Dunkirk strips away film conventions to produce a visceral experience. See this film on the biggest IMAX screen you can find.
True IMAX films are usually 45 minute pieces, more intense than regular feature-lengths, taking advantage of the size and spectacle of such a transformatively large screen. Dunkirk feels as if Nolan weaved together three IMAX experiences into a riveting documentary thrill ride.
“You know, we very rarely speak in chronological terms; we very rarely tell a story from the beginning chronologically to the end,”
“We’re trying to disturb the natural rhythm of these war movies. We’re trying to disturb the established rhythm of the blockbuster.” – Nolan
Dialogue and any distraction are kept to a minimum. In war, there’s no time for trivial things. The souls on the screen were fighting for their country’s survival, and now their own. Surrounded by the enemy, several hundred thousand soldiers are in race to escape. Their only hope is the brave civilian fleet called into action to rescue them.
Some might criticize the lack of character development; Titanic this is not. Personally, I feel that avoiding traditional character development makes the experience stronger. We are given glimpses of many characters, but there are no side stories that could detract from the expertly woven tension pulled tighter than any string in Zimmer’s score.
The slight distance from the ensemble helped me feel involved with each situation equally and also insinuated danger as no character was too important to die.
Dunkirk is similar to Zimmer’s composition style. Simple ideas magnified, with no clutter to reduce the power or relentless pace.
Zimmer’s score is constant, but stays further out of focus than previous Nolan-collaborations. It pushes forward, rising like water rushing into the broken hull of a sinking ship. Pulsing with tension, rarely breaking, but exploding gloriously when allowed to shine a light of hope.

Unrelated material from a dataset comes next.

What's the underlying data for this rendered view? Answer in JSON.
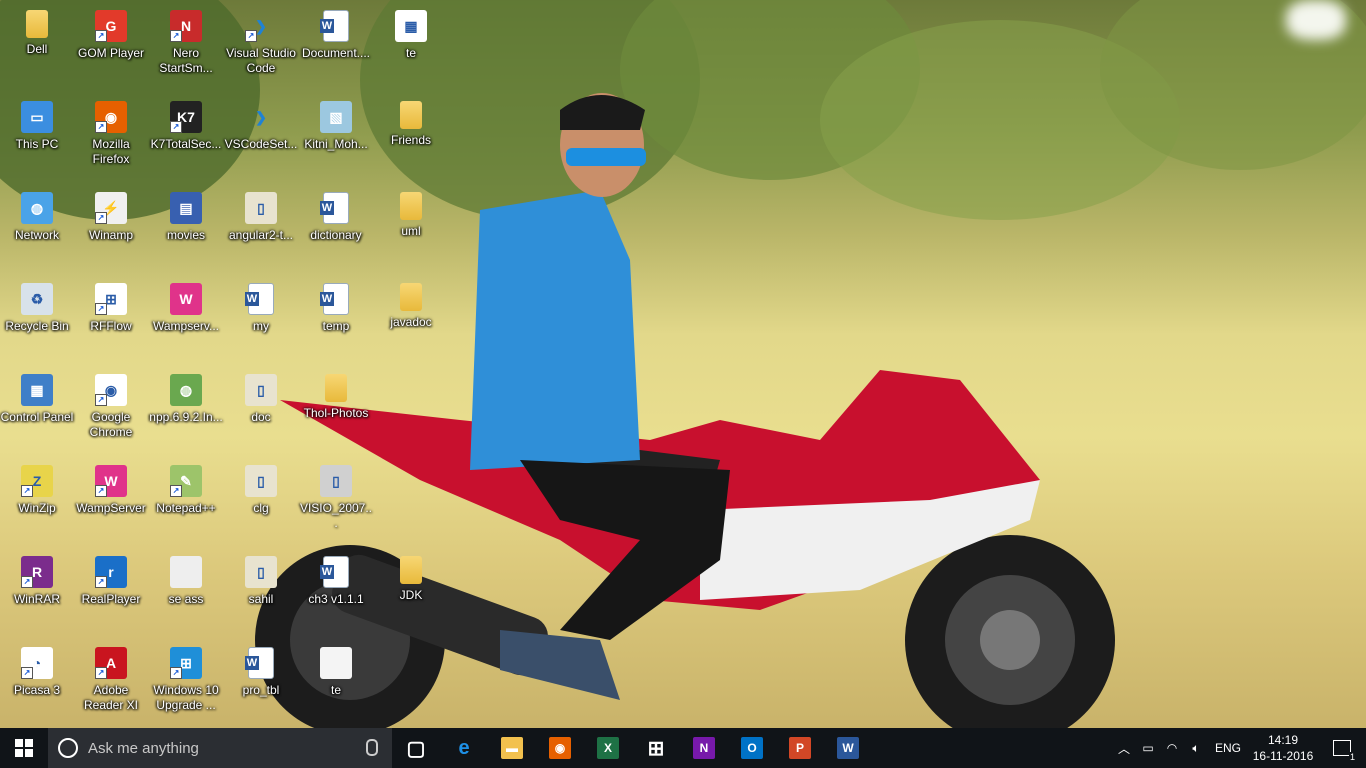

The instrument choices were often visually evocative, imitating the visuals. Whether flying high in the clouds, or clautrophobically underwater in the hull of a sitting duck ship, Zimmer’s sound locked tight with the sights.
The ticking clock as percussion was used beautifully in Interstellar’s ‘Mountains’, indicating the same pressure of time tightening a noose around the characters’ fate. The delicate tone is a welcome relief from the torrential tide of taiko drums we hear in nearly every blockbuster.
Compared to Interstellar
Insterstellar had many cinematically stunning pieces that I’d love to go back and experience, but the stiff dialogue, ropey plot points, and sappy ending scare me away from submitting to its two-hour-49-minute runtime. Dunkirk feels like a direct reply to those criticisms. It highlighted Nolan’s strengths and avoided his weaknesses.
I have to say that a noticeable chunk of the dialogue was very difficult to understand. Not in the way that Interstellar’s dialogue was mixed lower than usual, but the EQ felt mid-heavy and near distorted. I’m not sure if that was intentional or simply a problem with my local cinema’s audio setup or speakers. Either way it was disappointing.
Overall, Dunkirk is a masterful achievement in experiential film-making. If you go to the cinema to be blown away, I can’t recommend Dunkirk more.